I recently saw an ICYMI post on social media from Times of Malta titled ‘A tragic record: 26 road deaths in last 12 months’ that cited safer pedestrian and cycle routes. Proposals include 50 or 60, nobody is quite sure how long, kilometres of cycle lanes.

Yet, nobody knows what those routes, a staggering two per cent of our entire road network, are. They won’t make an ounce of difference, diluted as they are, unless they address specifically dangerous junctions etc... as opposed to being the cosmetic disconnected and dysfunctional routes we have seen to date.

The process seems to be, determined by how little we can afford, €36 million, to shut people up. That, we now know, will build 50-60kms, rather than the correct systematic safety approach of building it where we need it most.
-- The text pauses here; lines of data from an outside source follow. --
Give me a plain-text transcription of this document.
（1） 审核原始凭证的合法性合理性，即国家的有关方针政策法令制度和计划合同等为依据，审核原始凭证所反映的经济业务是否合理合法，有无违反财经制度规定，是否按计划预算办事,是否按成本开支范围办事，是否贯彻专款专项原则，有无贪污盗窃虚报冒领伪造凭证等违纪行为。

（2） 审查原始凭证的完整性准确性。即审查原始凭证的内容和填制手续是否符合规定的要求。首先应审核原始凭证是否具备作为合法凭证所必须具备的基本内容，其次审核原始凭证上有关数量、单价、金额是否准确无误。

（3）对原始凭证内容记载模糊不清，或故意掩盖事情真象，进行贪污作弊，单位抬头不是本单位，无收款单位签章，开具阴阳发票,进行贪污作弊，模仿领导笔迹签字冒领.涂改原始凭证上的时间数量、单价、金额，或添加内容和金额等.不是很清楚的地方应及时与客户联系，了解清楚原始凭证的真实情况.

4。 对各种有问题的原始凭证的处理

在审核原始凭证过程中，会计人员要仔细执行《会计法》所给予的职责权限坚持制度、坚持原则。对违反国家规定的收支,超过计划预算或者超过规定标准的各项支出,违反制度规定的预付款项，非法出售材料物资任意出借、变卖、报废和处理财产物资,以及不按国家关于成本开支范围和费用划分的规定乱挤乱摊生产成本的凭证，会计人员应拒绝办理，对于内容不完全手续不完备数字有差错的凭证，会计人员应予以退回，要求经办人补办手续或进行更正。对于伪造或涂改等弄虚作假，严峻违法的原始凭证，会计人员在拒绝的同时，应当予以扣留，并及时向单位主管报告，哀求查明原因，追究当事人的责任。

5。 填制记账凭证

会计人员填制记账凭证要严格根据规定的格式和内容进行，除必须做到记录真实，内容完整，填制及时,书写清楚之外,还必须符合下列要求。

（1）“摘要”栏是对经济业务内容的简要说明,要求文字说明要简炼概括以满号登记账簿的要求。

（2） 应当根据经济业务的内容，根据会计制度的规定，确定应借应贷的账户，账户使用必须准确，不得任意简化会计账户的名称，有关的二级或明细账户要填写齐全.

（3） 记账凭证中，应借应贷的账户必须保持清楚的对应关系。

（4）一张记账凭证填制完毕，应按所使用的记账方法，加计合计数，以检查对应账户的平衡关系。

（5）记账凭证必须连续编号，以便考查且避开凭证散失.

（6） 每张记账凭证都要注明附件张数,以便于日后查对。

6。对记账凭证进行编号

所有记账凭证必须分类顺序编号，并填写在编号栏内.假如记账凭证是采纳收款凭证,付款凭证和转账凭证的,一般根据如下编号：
Where is the Malta Road Safety Council in this and what do the individual junction and road safety assessments say? Far, far more important we are limited to correcting just two per cent of the current network for all road users, drivers as well.

If we want people to use alternatives such as walking, cycling and using those means to reach buses, rather than all of us having to buy electric cars (which will solve nothing), then we need to look at a systematic safety approach to junction and road design, not the 1970s car-centric handbook we are still using.
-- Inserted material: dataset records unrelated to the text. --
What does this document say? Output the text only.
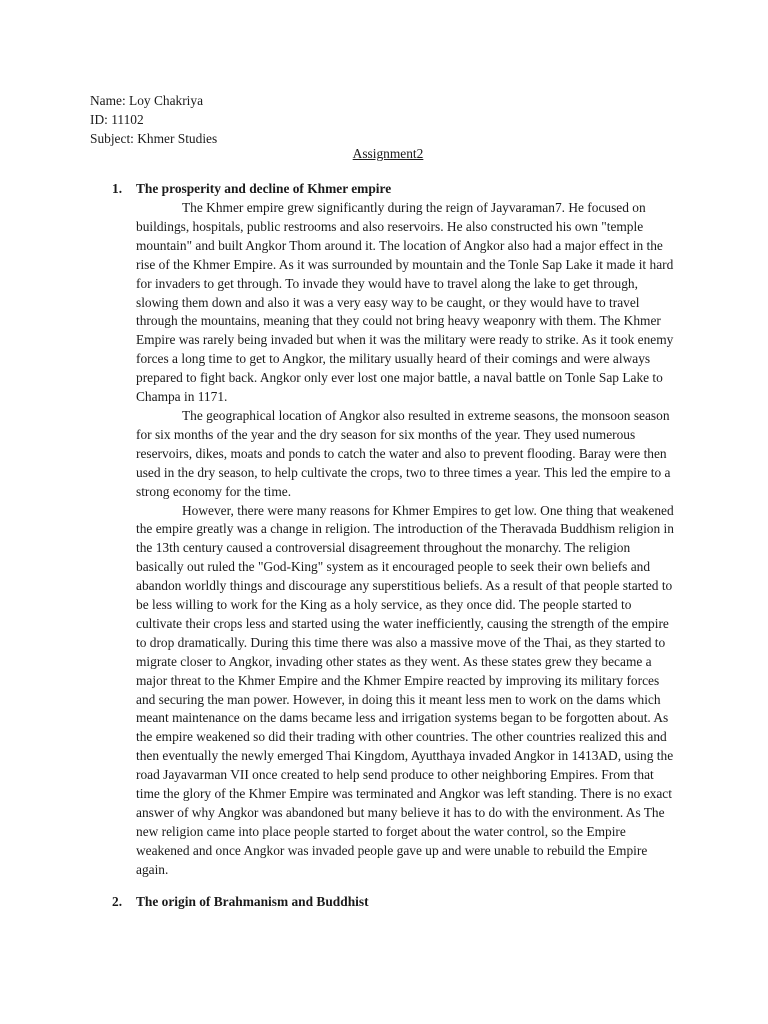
Name: Loy Chakriya
ID: 11102
Subject: Khmer Studies
Assignment2
1. The prosperity and decline of Khmer empire

The Khmer empire grew significantly during the reign of Jayvaraman7. He focused on buildings, hospitals, public restrooms and also reservoirs. He also constructed his own "temple mountain" and built Angkor Thom around it. The location of Angkor also had a major effect in the rise of the Khmer Empire. As it was surrounded by mountain and the Tonle Sap Lake it made it hard for invaders to get through. To invade they would have to travel along the lake to get through, slowing them down and also it was a very easy way to be caught, or they would have to travel through the mountains, meaning that they could not bring heavy weaponry with them. The Khmer Empire was rarely being invaded but when it was the military were ready to strike. As it took enemy forces a long time to get to Angkor, the military usually heard of their comings and were always prepared to fight back. Angkor only ever lost one major battle, a naval battle on Tonle Sap Lake to Champa in 1171.

The geographical location of Angkor also resulted in extreme seasons, the monsoon season for six months of the year and the dry season for six months of the year. They used numerous reservoirs, dikes, moats and ponds to catch the water and also to prevent flooding. Baray were then used in the dry season, to help cultivate the crops, two to three times a year. This led the empire to a strong economy for the time.

However, there were many reasons for Khmer Empires to get low. One thing that weakened the empire greatly was a change in religion. The introduction of the Theravada Buddhism religion in the 13th century caused a controversial disagreement throughout the monarchy. The religion basically out ruled the "God-King" system as it encouraged people to seek their own beliefs and abandon worldly things and discourage any superstitious beliefs. As a result of that people started to be less willing to work for the King as a holy service, as they once did. The people started to cultivate their crops less and started using the water inefficiently, causing the strength of the empire to drop dramatically. During this time there was also a massive move of the Thai, as they started to migrate closer to Angkor, invading other states as they went. As these states grew they became a major threat to the Khmer Empire and the Khmer Empire reacted by improving its military forces and securing the man power. However, in doing this it meant less men to work on the dams which meant maintenance on the dams became less and irrigation systems began to be forgotten about. As the empire weakened so did their trading with other countries. The other countries realized this and then eventually the newly emerged Thai Kingdom, Ayutthaya invaded Angkor in 1413AD, using the road Jayavarman VII once created to help send produce to other neighboring Empires. From that time the glory of the Khmer Empire was terminated and Angkor was left standing. There is no exact answer of why Angkor was abandoned but many believe it has to do with the environment. As The new religion came into place people started to forget about the water control, so the Empire weakened and once Angkor was invaded people gave up and were unable to rebuild the Empire again.

2. The origin of Brahmanism and Buddhist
Jim Wightman – St Julian’s

Malta’s bizarre tax flaw

In a bizarre flaw in the Malta tax tables, an individual earning €19,501 will be taxed €90 on €1 of income.

Finance Minister Clyde Caruana has been aware of this ludicrous situation for at least the past year and has done nothing to correct it.

Is this an acceptable state of affairs?

Denis Sugrue – Sliema

Not only a health hazard

Garbage left in a parapet.Garbage left in a parapet.

Ross Street is a small stretch of road in St Julian’s. Among the few residents, we have two bars, two take-aways, two hotels, a guesthouse and a hostel. Another two hotels are being built while another three houses are in the pipeline to be demolished.

People are taking advantage and disposing of their litter in one of the parapets (photo). In the weekends, this also serves as a public convenience with rivers of urine flowing down the street. We have been reporting this for months, still, no action has as yet been taken.

The weather is warming up and we now expect cockroaches and rodents to fester in our street. Apart from being a health hazard, it is also an eyesore to us residents and is far from a welcoming impression for our visitors.

Marie Louise Cilia – St Julian’s

Car removed

I would like to inform you that the abandoned car in Buġibba, the subject of my two letters about it, has, at last, been removed from where it was parked after my letter was published last week (March 24) in the Times of Malta.

Thank you for your assistance in this matter.